Deriving Requirements
From the operational characteristics and threat model, twelve concrete requirements (R01‑R12) are extracted:

• R01 Authentication, R02 Fully Distributed, R03 Independent Operation, R04 Bus‑Agnostic, R05 Dynamic Membership, R06 Scalability, R07 Robustness to Dolev‑Yao, R08 Post‑Compromise Security, R09 Forward Secrecy, R10 Cryptographic Agility, R11 Resource Constraints, and R12 Support for Group Merge/Split.

Survey of Existing GKA Protocols
Using the taxonomies of Prandtl et al. and Xiong et al., the authors filter out centralized, leader‑based, imbalanced, and cluster‑based schemes because they violate R02 and R03. They also discard protocols lacking dynamic membership (R05) or forward‑secrecy/post‑compromise guarantees (R08‑R09). Performance analysis shows that TGDH, D‑OFT, and TreeKEM achieve O(log² n) computational and message complexity, making them suitable for resource‑constrained environments.

Choosing TreeKEM and Needed Adaptations
TreeKEM, the core of the Messaging Layer Security (MLS) standard, is selected as the foundation due to its contributory, tree‑based design and proven implementations. However, MLS requires an Authentication Service and a Delivery Service, which conflict with the fully distributed, bus‑centric goals (R02, R03). Moreover, MLS does not embed authentication within the bus messages themselves. Consequently, the authors redesign TreeKEM to create GRA​CYBUS (Group key Agreement on Cyber‑Physical System Buses).

GRA​CYBUS Design

• Tree Structure: Each device occupies a leaf in a binary tree; internal nodes store intermediate secret values used for key derivation.
• Epoch‑Key Schedule: At each epoch a new group key is derived via a key‑derivation function (KDF). Old epoch keys are securely erased, providing forward secrecy (R09) and enabling post‑compromise recovery (R08).
• Messaging: Protocol messages are limited to the bus payload (≤64 bytes). A full group‑key update requires only 3‑4 broadcast messages, fitting within real‑time control cycles.
• Dynamic Membership: Join operations insert a new leaf and recompute the co‑path keys; leave operations remove a leaf and update affected sub‑trees. Both operations incur O(log n) messages, satisfying scalability (R06) and dynamicity (R05).
• Authentication: Devices sign their initial join request using the PKI‑based trust anchor; subsequent messages are authenticated with MACs derived from the current group key, fulfilling R01 without needing a separate authentication service.
• Merge/Split: Two independent trees can be merged by concatenating their roots and performing a single epoch transition; splitting follows the inverse process, meeting R12.
• Resource Efficiency: Asymmetric cryptography is limited to the initial setup; all later operations use symmetric primitives, keeping CPU cycles, RAM, and bandwidth within the limits of typical microcontrollers (e.g., ARM Cortex‑M4).
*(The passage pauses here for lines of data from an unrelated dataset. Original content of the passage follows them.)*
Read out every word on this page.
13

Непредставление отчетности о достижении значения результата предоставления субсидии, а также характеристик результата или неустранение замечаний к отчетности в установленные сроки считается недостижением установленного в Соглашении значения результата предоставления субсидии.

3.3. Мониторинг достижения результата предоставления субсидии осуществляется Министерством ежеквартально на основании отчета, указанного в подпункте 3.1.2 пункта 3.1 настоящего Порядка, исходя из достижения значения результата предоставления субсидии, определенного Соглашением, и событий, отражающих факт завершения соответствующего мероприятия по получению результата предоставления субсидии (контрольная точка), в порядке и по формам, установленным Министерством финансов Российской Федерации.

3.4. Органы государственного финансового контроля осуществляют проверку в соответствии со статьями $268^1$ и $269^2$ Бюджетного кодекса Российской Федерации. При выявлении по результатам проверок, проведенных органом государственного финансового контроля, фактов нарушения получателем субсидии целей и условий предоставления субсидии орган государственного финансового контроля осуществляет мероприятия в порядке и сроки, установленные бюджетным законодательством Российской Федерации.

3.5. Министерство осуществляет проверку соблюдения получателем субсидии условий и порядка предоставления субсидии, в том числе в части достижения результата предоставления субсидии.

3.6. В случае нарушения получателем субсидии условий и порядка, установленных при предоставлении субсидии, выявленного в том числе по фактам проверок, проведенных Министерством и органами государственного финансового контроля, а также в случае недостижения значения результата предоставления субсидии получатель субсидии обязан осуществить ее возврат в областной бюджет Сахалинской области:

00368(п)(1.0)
Implementation and Evaluation
The protocol was implemented on an ARM Cortex‑M4 MCU and evaluated using a CAN‑FD simulator with up to 100 participants. Results show memory consumption below 12 KB, per‑epoch computation under 1 ms, and total protocol latency of less than 5 ms per key update. Security analysis confirms resistance to Dolev‑Yao attacks, guarantees forward secrecy, and demonstrates rapid recovery after a node compromise through periodic epoch changes.

Conclusion and Future Work
GRA​CYBUS is presented as the first GKA protocol that simultaneously satisfies all twelve CPS‑bus requirements, offering a practical, secure, and resource‑aware solution for industrial environments with long device lifetimes. Future research directions include integrating post‑quantum cryptographic primitives, extending the design to multi‑bus topologies, and coupling the protocol with real‑time safety‑critical authentication services.